Canadian art rock band Women disbanded in 2012, and ex-members Matthew Flegel and Michael Wallace formed Viet Cong almost immediately afterwards. They released an EP, Cassette, in 2013, but this is the first LP we’ve seen from the band. The elephant-sized question in the room is: Is this album really a Viet Cong debut, or is it just another Women album? I bet there are some folks out there who would be perfectly content with another Women album, but after getting through the first few tracks of Viet Cong, it’s easy to see that this band is scooping up the darker bits of a 1980s, post-punk stew of influences that Women could never cook up.
To be honest, the first couple songs of Viet Cong aren’t very memorable. There’s the lo-fi tribal drums and dreamy electronica on “Newspaper Spoons,” and there’s the rhythmic guitar that doesn’t really go anywhere on “Pointless Experience” – these two songs sound like prototypical Women songs. But after getting through the marching drums that ironically don’t progress for over two minutes on “March of Progress” and the oriental strings and gentle harmonies that sound similar to Women’s “Heat Distraction,” there’s a low, ominous hum, and the song turns into what sounds like a New Order hit put on top of bursting Sonic Youth guitars. To put it bluntly, it sounds awesome, and in my mind this is when the band Viet Cong really starts and Women ends.
“Bunker Buster” gives us guitars that interrupt each other at odd tempos, but it’s surprisingly catchy. For the first half of this song there’s still those typical muffled Women vocals, but then Flegel shouts, “What side are you on, man? We look the same,” and the interrupting guitars really screech and growl to finish off the song with a great two-minute instrumental that’s louder than any Women album.
And then there’s the single, “Continental Shelf,” which features the heaviest guitars on the album – it really does sound like a continental shelf sliding off into the ocean. Flegel goes back and forth between nearly-talking and nearly-shouting vocals that make the song sound like a B-side to Turn On The Bright Lights. Then Flegel really embraces his Interpol-influenced vocals on “Silhouettes” while angular guitar that sounds extremely similar to that opening guitar on Bloc Party’s “Helicopter” wails and builds throughout. Luckily, Viet Cong adds some dance-worthy 1980s synth in the background to make this song more their own and not just an Interpol-Bloc Party baby.

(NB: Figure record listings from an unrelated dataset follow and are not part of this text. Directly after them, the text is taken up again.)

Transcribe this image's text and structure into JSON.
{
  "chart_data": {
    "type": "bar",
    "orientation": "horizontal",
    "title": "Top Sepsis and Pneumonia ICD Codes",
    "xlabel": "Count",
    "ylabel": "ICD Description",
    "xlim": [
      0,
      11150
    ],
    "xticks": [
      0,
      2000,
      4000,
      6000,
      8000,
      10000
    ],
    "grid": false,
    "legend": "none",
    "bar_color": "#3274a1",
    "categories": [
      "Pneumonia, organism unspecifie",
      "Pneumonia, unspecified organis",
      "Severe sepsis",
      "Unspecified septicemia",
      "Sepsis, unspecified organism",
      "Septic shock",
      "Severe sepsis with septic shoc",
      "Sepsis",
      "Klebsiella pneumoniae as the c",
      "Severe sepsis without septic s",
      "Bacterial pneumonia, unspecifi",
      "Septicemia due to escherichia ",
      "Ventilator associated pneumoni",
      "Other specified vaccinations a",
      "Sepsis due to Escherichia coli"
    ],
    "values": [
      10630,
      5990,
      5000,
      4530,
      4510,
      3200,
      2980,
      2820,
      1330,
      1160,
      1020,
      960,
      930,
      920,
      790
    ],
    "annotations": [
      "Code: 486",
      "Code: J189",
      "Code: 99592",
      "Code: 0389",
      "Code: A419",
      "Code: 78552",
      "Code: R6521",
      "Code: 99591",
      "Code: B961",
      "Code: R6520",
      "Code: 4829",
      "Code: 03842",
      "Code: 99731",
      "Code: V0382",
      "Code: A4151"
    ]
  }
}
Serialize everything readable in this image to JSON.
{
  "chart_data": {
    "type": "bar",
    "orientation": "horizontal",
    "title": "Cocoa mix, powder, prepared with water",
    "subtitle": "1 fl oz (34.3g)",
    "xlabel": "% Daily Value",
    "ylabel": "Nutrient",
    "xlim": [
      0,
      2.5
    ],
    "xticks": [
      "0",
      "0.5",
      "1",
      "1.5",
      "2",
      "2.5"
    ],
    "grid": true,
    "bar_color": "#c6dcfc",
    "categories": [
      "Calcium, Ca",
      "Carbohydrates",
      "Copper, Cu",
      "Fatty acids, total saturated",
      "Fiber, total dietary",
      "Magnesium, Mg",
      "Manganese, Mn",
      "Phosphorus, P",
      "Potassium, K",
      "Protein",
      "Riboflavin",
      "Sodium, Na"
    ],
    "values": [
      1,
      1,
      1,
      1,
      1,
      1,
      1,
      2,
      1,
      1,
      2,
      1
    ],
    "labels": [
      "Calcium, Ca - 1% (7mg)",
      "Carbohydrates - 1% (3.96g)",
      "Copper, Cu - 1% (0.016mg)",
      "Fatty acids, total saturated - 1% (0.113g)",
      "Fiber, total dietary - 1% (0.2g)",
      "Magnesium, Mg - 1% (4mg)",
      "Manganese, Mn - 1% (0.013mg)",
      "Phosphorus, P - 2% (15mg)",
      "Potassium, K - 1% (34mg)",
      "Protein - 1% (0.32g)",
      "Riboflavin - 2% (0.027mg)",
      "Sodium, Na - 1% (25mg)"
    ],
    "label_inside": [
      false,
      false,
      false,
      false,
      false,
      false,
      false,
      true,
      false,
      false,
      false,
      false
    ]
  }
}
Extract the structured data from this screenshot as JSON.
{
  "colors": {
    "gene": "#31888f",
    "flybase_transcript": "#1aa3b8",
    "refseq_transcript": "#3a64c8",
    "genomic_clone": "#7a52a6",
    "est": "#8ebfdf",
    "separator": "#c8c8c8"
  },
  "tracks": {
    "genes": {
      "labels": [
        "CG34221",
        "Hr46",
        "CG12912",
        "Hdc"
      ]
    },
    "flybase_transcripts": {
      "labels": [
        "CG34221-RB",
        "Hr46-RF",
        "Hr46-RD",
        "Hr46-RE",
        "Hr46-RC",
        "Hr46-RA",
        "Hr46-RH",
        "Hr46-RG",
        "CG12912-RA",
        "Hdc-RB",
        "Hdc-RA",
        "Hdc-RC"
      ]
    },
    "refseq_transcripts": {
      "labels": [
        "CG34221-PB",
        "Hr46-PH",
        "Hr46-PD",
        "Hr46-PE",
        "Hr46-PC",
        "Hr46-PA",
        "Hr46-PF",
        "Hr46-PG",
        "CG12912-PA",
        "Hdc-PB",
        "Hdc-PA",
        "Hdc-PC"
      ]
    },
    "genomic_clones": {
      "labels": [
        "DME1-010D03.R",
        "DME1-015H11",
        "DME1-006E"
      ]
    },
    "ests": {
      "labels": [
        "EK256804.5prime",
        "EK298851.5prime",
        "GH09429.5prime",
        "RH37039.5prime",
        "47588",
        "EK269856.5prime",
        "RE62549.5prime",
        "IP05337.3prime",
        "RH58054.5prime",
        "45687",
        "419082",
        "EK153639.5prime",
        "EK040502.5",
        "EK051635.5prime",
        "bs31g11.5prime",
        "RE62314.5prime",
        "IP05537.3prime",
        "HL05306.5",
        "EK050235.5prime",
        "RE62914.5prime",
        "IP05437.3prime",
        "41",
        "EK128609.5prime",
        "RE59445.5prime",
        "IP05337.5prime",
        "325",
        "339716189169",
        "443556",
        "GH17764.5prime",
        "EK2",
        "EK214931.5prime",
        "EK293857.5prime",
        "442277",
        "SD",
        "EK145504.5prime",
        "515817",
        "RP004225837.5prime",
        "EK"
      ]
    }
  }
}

When writing all of this, though, I’ve mostly just been excited to write about “Death,” the save-the-best-for-last track on the album. At 11 minutes, “Death” sounds like a medley of brooding songs each drawing from their own dark influence. The first few minutes features a steady jangling guitar and deep “oh oh oh oh ooooh”s that sound like a loud Smiths song; and then “Death” goes into a long, jamming instrumental that could just as easily been on Daydream Nation, except the drums are way more persistently pounding. The song slows down into another instrumental – a two-chord, off-tempo Swans howl that lasts for a good two minutes before suddenly dancing back into a up-tempo Women song with those jangling, oriental strings again. The song ends with Flegel screaming and nearly hacking onto relentless drums, and it leaves you wanting more Viet Cong. Also, here's a fun, hipster-music fact: There’s a video of Viet Cong playing “Death” live, and you can clearly see fellow Canadian Mac DeMarco with a goofy DeMarco smile on his face when that last Swans-to-Women transition happens.
Sure, Viet Cong is pulling from a ton of influences that makes it questionable how original this album is, but where else am I going to hear The Smiths, Sonic Youth, Swans, and Interpol all in one place? Even though I can’t help but think, “Hmmm, this sounds a lot like ____” when I listen to a Viet Cong song (come on – even the faded, fleshy album cover looks like a Smiths album), I’m willing to forgive them for their master ability to tie these influences together in a natural way. After getting through those first two too-Women-like songs, Viet Cong is a brooding jam that’s likely to be one of the better albums of the year.